Move the character further down the spectrum

If you're borderline neurotypical, consider moving your character a little further down the spectrum. Not much, you don't want a low-functioning character when you're goal is to have them out in the world at a reasonable time.

Change fields

There was another answer that said the same thing, and I thought it deserved a reiteration. Make the character a completely different field. You said you're a software engineer? Make your character a florist, or an actor. Oh, loads could be done with an actor with autism.

And that's it for now. Hope this wasn't just me rambling, and actually helped!


Honestly, most of the previous answers are going to be better than what I am going to give. It's the whole dichotomy between getting what you want versus getting what you need. You asked how to avoid basing the character on yourself, but (to echo the room here) is that it's okay to have a character or plot that is to some degree based on yourself, your life, and your interests. If you have passion for a certain topic or personality traits it almost invariably shows through in your writing and makes the story better. If the story is good no reader is going to care if it comes from your life. After all, who is going to write a better story about a particular topic than someone who has a passion for it and knows its good points and bad?

However, if you want specific advice regarding your character...

  • Both of us tend to think out loud, regardless of whether it's appropriate.
  • General obliviousness towards appearance - anyone's appearance.
  • When initially drafting scenes that involve her, she always ends up making sarcastic comments without changing her expression.

These are all common (but not universal) personality traits seen in autistic people in general and I wouldn't recommend worrying too much about them. The first somewhat less so but I have seen the latter a lot.

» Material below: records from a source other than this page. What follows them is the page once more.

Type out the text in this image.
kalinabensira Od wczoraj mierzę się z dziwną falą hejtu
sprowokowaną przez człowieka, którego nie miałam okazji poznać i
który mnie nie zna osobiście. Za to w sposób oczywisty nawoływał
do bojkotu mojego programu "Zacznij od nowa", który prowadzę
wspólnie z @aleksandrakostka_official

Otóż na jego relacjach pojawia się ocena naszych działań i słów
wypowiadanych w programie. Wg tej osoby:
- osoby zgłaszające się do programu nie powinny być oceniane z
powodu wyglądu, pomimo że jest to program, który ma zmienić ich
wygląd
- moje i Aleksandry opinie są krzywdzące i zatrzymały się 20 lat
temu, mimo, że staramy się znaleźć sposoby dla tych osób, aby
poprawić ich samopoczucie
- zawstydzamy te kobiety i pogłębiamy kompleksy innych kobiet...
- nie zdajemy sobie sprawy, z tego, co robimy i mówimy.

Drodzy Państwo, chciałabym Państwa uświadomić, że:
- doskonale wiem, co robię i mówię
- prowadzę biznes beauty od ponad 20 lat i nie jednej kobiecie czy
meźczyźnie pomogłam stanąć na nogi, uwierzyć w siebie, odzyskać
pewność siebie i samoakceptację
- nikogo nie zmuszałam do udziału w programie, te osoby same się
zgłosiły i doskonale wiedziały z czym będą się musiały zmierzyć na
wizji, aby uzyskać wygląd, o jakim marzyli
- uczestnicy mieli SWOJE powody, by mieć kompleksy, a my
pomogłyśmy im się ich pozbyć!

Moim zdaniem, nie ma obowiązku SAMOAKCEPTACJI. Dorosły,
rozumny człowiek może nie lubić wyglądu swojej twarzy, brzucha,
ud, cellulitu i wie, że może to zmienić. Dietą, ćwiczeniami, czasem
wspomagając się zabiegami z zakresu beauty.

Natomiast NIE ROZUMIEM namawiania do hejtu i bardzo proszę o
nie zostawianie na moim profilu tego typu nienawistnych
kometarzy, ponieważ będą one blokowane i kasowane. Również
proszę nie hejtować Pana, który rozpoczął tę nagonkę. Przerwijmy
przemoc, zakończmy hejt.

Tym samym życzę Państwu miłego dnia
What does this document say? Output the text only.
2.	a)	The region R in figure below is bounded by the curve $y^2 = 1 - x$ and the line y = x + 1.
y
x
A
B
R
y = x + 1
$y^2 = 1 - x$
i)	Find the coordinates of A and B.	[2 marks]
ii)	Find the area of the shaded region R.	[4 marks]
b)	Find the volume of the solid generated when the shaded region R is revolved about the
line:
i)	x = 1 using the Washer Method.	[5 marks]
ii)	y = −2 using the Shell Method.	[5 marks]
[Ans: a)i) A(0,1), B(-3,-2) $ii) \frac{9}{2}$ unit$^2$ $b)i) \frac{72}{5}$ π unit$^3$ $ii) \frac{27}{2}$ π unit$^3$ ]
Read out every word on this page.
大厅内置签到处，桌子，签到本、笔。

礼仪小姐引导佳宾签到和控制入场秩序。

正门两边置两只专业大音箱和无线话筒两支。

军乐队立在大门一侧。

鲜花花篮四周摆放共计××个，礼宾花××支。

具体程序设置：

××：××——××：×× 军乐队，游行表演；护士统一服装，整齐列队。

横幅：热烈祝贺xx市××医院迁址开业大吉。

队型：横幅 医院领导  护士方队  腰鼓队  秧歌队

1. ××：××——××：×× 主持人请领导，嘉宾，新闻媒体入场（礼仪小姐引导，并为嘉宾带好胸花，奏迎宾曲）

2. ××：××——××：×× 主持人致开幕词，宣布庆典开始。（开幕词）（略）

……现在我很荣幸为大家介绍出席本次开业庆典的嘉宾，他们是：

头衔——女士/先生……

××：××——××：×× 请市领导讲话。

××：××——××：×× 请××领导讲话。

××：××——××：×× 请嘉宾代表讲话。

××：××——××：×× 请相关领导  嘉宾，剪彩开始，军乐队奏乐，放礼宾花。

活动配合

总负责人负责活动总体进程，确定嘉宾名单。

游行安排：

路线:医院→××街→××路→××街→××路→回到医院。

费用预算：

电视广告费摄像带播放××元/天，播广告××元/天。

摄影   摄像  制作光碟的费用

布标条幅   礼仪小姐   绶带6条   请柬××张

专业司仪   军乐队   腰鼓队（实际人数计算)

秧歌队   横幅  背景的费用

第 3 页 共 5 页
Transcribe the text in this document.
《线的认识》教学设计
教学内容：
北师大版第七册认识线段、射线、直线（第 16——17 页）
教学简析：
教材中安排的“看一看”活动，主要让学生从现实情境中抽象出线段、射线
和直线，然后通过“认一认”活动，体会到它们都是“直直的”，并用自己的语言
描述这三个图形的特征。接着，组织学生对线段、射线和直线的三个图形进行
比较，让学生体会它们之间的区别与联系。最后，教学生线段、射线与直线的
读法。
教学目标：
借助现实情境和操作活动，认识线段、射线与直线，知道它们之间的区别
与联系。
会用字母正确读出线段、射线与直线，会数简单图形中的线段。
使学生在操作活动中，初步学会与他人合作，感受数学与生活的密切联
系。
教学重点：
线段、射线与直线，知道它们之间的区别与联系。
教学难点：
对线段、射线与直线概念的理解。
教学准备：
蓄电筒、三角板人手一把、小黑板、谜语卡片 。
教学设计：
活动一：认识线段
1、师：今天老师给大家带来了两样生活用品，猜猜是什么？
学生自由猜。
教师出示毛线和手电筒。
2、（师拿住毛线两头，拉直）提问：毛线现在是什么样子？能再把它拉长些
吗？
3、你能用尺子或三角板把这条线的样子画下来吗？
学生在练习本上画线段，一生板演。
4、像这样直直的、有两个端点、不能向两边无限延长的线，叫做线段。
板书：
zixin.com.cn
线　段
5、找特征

When writing an autistic character, especially if you are on the spectrum yourself, the biggest difference between them and you is going to be their special interest. Special interests are not always visibly present in people with autism, but they frequently are. Special interests are going to influence a lot about how the character behaves: how they see the world, what their in-jokes are, the kinds of skills they have, and even the job they go into. This is true for anyone but is especially true for autistic individuals because they often eat, sleep, and breathe their interests. So if your character has interests different from your own the biggest challenge is going to be doing a lot of research on a subject that you might know nothing about or not have a lot of interest in, because you have to know enough to fake their deep interest. If both you and your character have interests in cryptography or computer software you have a head start.


This is why I think "Write what you know" is some of the worst advice to give an aspiring writer... I prefer "Write What You Don't Know, but write it in a way that makes others think you know it." Or in other words, Research and into topics you're not interested in. I normally have my characters believe in ideals or things I do not (especially politics, as my books tend to have a political edge to them... and it's boring if my POV wins out among people who aught not agree with me.). Rather, I try and play Devil's Advocate to my own personal views. You do not have to be a software engineer to be good with secret codes... people have been using codes before Computers were a thing and having the ability to identify the techniques used for things like Substitution Ciphers, Caesar Ciphers, and Ciphertexts like the Beale Papers could easily be acquired for a love of history. Even today, One Time Pads are fairly pencil and paper communications that cannot be broken if properly used.